The forest had wrought incalculable change in her. It was something she felt rush over her thrillingly when she approached the green wall of pines and entered it, as if going into her home. She thought more actively, she worked better, she developed more under its influence than in the city. This she knew to be because the old bitter social feud under which her youth had been oppressed was not present here. Lucy was ashamed of that relief, but she could never change it.
As she was soon to go to the Claypools to take up her work there, Lucy knew it might be long before she had the strange, inexplicable joy of dreaming here in this spot of perfect solitude and wild beauty. So while the children played at keeping house among the bears and turkeys, she gazed around her and listened and felt. She was quite at the mercy of unknown forces and she had ceased to beat and bruise her heart against them, as might have a bird against the bars of its cage. Above all, there came to her the great, simple fact of a harmony with this environment. She could not resist it and she ceased to try.
Mr.
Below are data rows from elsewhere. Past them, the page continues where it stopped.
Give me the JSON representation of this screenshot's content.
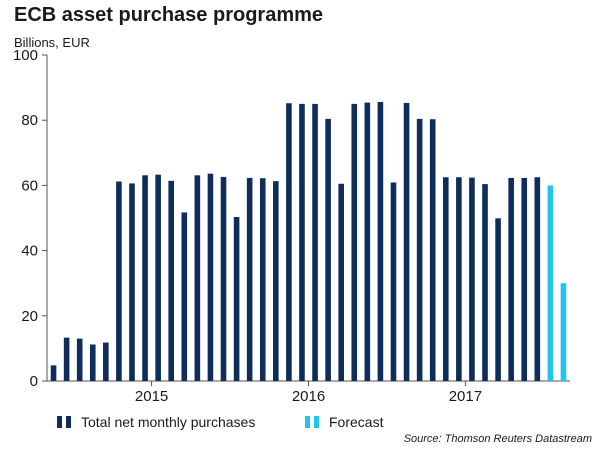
{
  "chart_data": {
    "type": "bar",
    "title": "ECB asset purchase programme",
    "subtitle": "Billions, EUR",
    "ylim": [
      0,
      100
    ],
    "yticks": [
      0,
      20,
      40,
      60,
      80,
      100
    ],
    "xticks": [
      {
        "label": "2015",
        "index": 8
      },
      {
        "label": "2016",
        "index": 20
      },
      {
        "label": "2017",
        "index": 32
      }
    ],
    "series": [
      {
        "name": "Total net monthly purchases",
        "color": "#0e2d5a",
        "values": [
          4.8,
          13.3,
          13.0,
          11.2,
          11.8,
          61.2,
          60.6,
          63.1,
          63.3,
          61.4,
          51.7,
          63.1,
          63.6,
          62.6,
          50.3,
          62.3,
          62.2,
          61.3,
          85.2,
          85.0,
          85.0,
          80.4,
          60.5,
          85.0,
          85.4,
          85.6,
          60.9,
          85.3,
          80.4,
          80.3,
          62.5,
          62.5,
          62.4,
          60.4,
          49.9,
          62.3,
          62.3,
          62.5,
          null,
          null
        ]
      },
      {
        "name": "Forecast",
        "color": "#22c4ee",
        "values": [
          null,
          null,
          null,
          null,
          null,
          null,
          null,
          null,
          null,
          null,
          null,
          null,
          null,
          null,
          null,
          null,
          null,
          null,
          null,
          null,
          null,
          null,
          null,
          null,
          null,
          null,
          null,
          null,
          null,
          null,
          null,
          null,
          null,
          null,
          null,
          null,
          null,
          null,
          60,
          30
        ]
      }
    ],
    "source": "Source: Thomson Reuters Datastream"
  }
}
Jenks arrived at the Johnsons’ in the latter part of March and attended the meeting of the school board. He wanted to turn over the teaching to Clara, but in case she did not accept the position he would be glad to remain another summer. Denmeade returned from that board meeting to place a proposition squarely before Clara. And in his own words it was this: “Reckon we don’t want to change teachers so often. Every schoolmarm we’ve had just up an’ married one of the boys. Wal, if you will agree to teach two years, whether you get married or not, we’ll shore be glad to let you have the job.”